To be sure, problems challenging the economy are hitting some industries and workers hard. The construction industry cut 5,000 jobs, factories slashed 21,000 positions and retailers eliminated nearly 22,000 in October.

But strength in hiring elsewhere blunted those losses. Professional and business services added 65,000 jobs, education and health care industries expanded employment by 43,000. Leisure and hospitality added 56,000 positions and the government boosted payrolls by 36,000.

The economy, which grew at a brisk 3.9 percent annual rate in the third quarter, is expected to slow to about half that pace or less in the current October-to-December quarter. The toll of the housing collapse and credit crunch are expected to catch up to consumers and chill their spending.

"The pace of economic expansion will likely slow in the near term, partly reflecting the intensification of the housing correction," Federal Reserve policymakers said Wednesday as they decided to lower their key interest rate again.

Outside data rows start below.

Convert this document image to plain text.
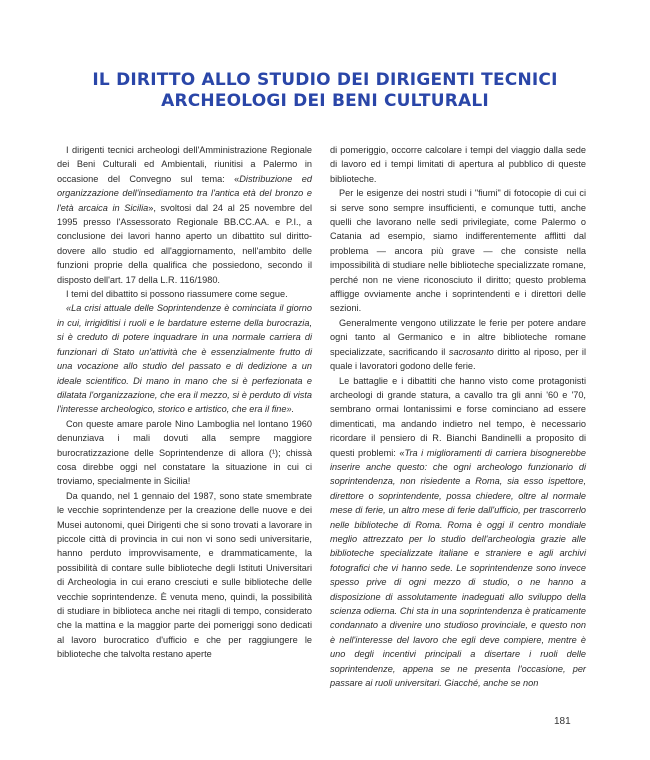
IL DIRITTO ALLO STUDIO DEI DIRIGENTI TECNICI
ARCHEOLOGI DEI BENI CULTURALI

I dirigenti tecnici archeologi dell'Amministrazione Regionale dei Beni Culturali ed Ambientali, riunitisi a Palermo in occasione del Convegno sul tema: «Distribuzione ed organizzazione dell'insediamento tra l'antica età del bronzo e l'età arcaica in Sicilia», svoltosi dal 24 al 25 novembre del 1995 presso l'Assessorato Regionale BB.CC.AA. e P.I., a conclusione dei lavori hanno aperto un dibattito sul diritto-dovere allo studio ed all'aggiornamento, nell'ambito delle funzioni proprie della qualifica che possiedono, secondo il disposto dell'art. 17 della L.R. 116/1980.

I temi del dibattito si possono riassumere come segue.

«La crisi attuale delle Soprintendenze è cominciata il giorno in cui, irrigiditisi i ruoli e le bardature esterne della burocrazia, si è creduto di potere inquadrare in una normale carriera di funzionari di Stato un'attività che è essenzialmente frutto di una vocazione allo studio del passato e di dedizione a un ideale scientifico. Di mano in mano che si è perfezionata e dilatata l'organizzazione, che era il mezzo, si è perduto di vista l'interesse archeologico, storico e artistico, che era il fine».

Con queste amare parole Nino Lamboglia nel lontano 1960 denunziava i mali dovuti alla sempre maggiore burocratizzazione delle Soprintendenze di allora (¹); chissà cosa direbbe oggi nel constatare la situazione in cui ci troviamo, specialmente in Sicilia!

Da quando, nel 1 gennaio del 1987, sono state smembrate le vecchie soprintendenze per la creazione delle nuove e dei Musei autonomi, quei Dirigenti che si sono trovati a lavorare in piccole città di provincia in cui non vi sono sedi universitarie, hanno perduto improvvisamente, e drammaticamente, la possibilità di contare sulle biblioteche degli Istituti Universitari di Archeologia in cui erano cresciuti e sulle biblioteche delle vecchie soprintendenze. È venuta meno, quindi, la possibilità di studiare in biblioteca anche nei ritagli di tempo, considerato che la mattina e la maggior parte dei pomeriggi sono dedicati al lavoro burocratico d'ufficio e che per raggiungere le biblioteche che talvolta restano aperte

di pomeriggio, occorre calcolare i tempi del viaggio dalla sede di lavoro ed i tempi limitati di apertura al pubblico di queste biblioteche.

Per le esigenze dei nostri studi i "fiumi" di fotocopie di cui ci si serve sono sempre insufficienti, e comunque tutti, anche quelli che lavorano nelle sedi privilegiate, come Palermo o Catania ad esempio, siamo indifferentemente afflitti dal problema — ancora più grave — che consiste nella impossibilità di studiare nelle biblioteche specializzate romane, perché non ne viene riconosciuto il diritto; questo problema affligge ovviamente anche i soprintendenti e i direttori delle sezioni.

Generalmente vengono utilizzate le ferie per potere andare ogni tanto al Germanico e in altre biblioteche romane specializzate, sacrificando il sacrosanto diritto al riposo, per il quale i lavoratori godono delle ferie.

Le battaglie e i dibattiti che hanno visto come protagonisti archeologi di grande statura, a cavallo tra gli anni '60 e '70, sembrano ormai lontanissimi e forse cominciano ad essere dimenticati, ma andando indietro nel tempo, è necessario ricordare il pensiero di R. Bianchi Bandinelli a proposito di questi problemi: «Tra i miglioramenti di carriera bisognerebbe inserire anche questo: che ogni archeologo funzionario di soprintendenza, non risiedente a Roma, sia esso ispettore, direttore o soprintendente, possa chiedere, oltre al normale mese di ferie, un altro mese di ferie dall'ufficio, per trascorrerlo nelle biblioteche di Roma. Roma è oggi il centro mondiale meglio attrezzato per lo studio dell'archeologia grazie alle biblioteche specializzate italiane e straniere e agli archivi fotografici che vi hanno sede. Le soprintendenze sono invece spesso prive di ogni mezzo di studio, o ne hanno a disposizione di assolutamente inadeguati allo sviluppo della scienza odierna. Chi sta in una soprintendenza è praticamente condannato a divenire uno studioso provinciale, e questo non è nell'interesse del lavoro che egli deve compiere, mentre è uno degli incentivi principali a disertare i ruoli delle soprintendenze, appena se ne presenta l'occasione, per passare ai ruoli universitari. Giacché, anche se non

181
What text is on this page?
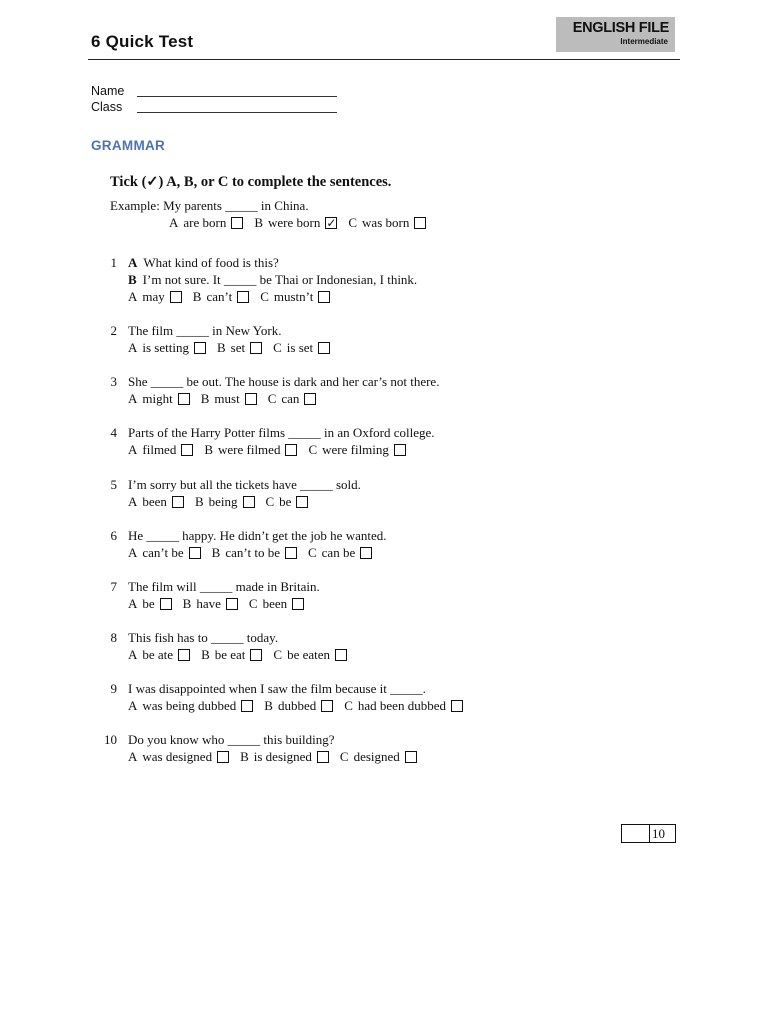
6 Quick Test
ENGLISH FILE
Intermediate
Name
Class
GRAMMAR
Tick (✓) A, B, or C to complete the sentences.
Example: My parents _____ in China.
A are born B were born
✓ C was born
1 A What kind of food is this?
B I’m not sure. It _____ be Thai or Indonesian, I think.
A may B can’t C mustn’t
2 The film _____ in New York.
A is setting B set C is set
3 She _____ be out. The house is dark and her car’s not there.
A might B must C can
4 Parts of the Harry Potter films _____ in an Oxford college.
A filmed B were filmed C were filming
5 I’m sorry but all the tickets have _____ sold.
A been B being C be
6 He _____ happy. He didn’t get the job he wanted.
A can’t be B can’t to be C can be
7 The film will _____ made in Britain.
A be B have C been
8 This fish has to _____ today.
A be ate B be eat C be eaten
9 I was disappointed when I saw the film because it _____.
A was being dubbed B dubbed C had been dubbed
10 Do you know who _____ this building?
A was designed B is designed C designed
10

The Fed sliced its key rate by one-quarter percentage point to 4.50 percent to protect the economy from undue economic weakness in the months ahead. It was the second rate reduction in six weeks. At the same time, the Fed hinted that it may not need to cut rates again for a while.

As economic growth slows, the unemployment rate probably will creep up to around 5 percent by the end of this year or early next year, economists say.

Many analysts believe the country will be able to avoid a recession but they warn that the odds of one occurring have grown since the beginning of this year.

Complicating the outlook and the Fed's job: surging energy prices. Oil prices have hit record highs in recent days and are hovering past $95 a barrel.

If high oil prices boost the costs of many other goods and services, inflation can spread through the economy. High energy prices also can cause people and businesses to cut back on other types of spending, putting another damper on economic growth.